William Tecumseh Sherman was born in 1820 in Ohio. After his father died in 1829 Thomas Ewing, an Ohio senator, raised him and later got him into the military academy at West Point. Sherman served in the Second Seminole War in Florida then spent time in both Georgia and South Carolina before he arrived in Monterey, California on January 26, 1847 after a voyage of 198 days. Here he served as an aide to Governor Mason and accompanied him on Mason’s 1848 trip to the gold mines.
In 1850 he married Ewing’s daughter, Ellen, and was promoted to Captain. By 1853 he was back in San Francisco as manager of the Lucas, Turner and Co. bank at Montgomery and Jackson Streets, but the financial world here was difficult. Sherman’s bank closed in 1857 after the main office in St. Louis folded. He was a fierce opponent of the San Francisco Committee of Vigilance and served as a Major General in the California militia.

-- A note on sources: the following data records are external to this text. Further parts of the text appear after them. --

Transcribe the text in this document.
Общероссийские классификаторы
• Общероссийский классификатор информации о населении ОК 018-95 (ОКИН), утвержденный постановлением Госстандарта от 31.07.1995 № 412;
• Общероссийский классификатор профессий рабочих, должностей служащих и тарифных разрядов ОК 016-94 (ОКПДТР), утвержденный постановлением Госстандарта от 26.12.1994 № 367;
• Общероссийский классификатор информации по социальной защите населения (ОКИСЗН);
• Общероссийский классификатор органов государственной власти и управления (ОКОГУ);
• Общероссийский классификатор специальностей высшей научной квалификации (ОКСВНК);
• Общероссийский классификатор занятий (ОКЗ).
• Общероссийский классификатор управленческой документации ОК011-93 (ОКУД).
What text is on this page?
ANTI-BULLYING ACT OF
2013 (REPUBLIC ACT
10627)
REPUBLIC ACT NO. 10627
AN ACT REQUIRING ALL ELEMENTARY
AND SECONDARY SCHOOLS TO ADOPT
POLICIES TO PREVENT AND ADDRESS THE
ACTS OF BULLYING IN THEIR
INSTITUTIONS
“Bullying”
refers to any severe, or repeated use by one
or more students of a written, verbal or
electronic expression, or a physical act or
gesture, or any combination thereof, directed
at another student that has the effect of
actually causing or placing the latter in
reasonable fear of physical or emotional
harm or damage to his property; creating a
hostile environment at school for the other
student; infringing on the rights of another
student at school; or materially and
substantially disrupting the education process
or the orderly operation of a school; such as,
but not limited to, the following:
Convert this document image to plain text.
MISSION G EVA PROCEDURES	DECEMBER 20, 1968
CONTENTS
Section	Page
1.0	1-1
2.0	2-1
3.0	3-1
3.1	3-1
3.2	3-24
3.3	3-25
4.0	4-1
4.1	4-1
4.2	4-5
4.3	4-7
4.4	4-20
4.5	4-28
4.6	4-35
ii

Sherman returned to the regular army during the Civil War and had tremendous success. After the war President Grant promoted him to the highest command in the country, General of the Army of the United States. He resigned in 1884 and lived in New York until his death in 1891. Yet for several years Sherman was a powerful and important man in San Francisco. He even has a street named for him. But one must wonder what would have happened to America if the Lucas, Turner and Co. bank had not failed. Would a successful San Francisco banker, now famous for the saying ‘war is hell’, have chosen peace in 1861? Would Sherman have gone east and rejoined the army? Would his march through Georgia never have happened? No one will ever know.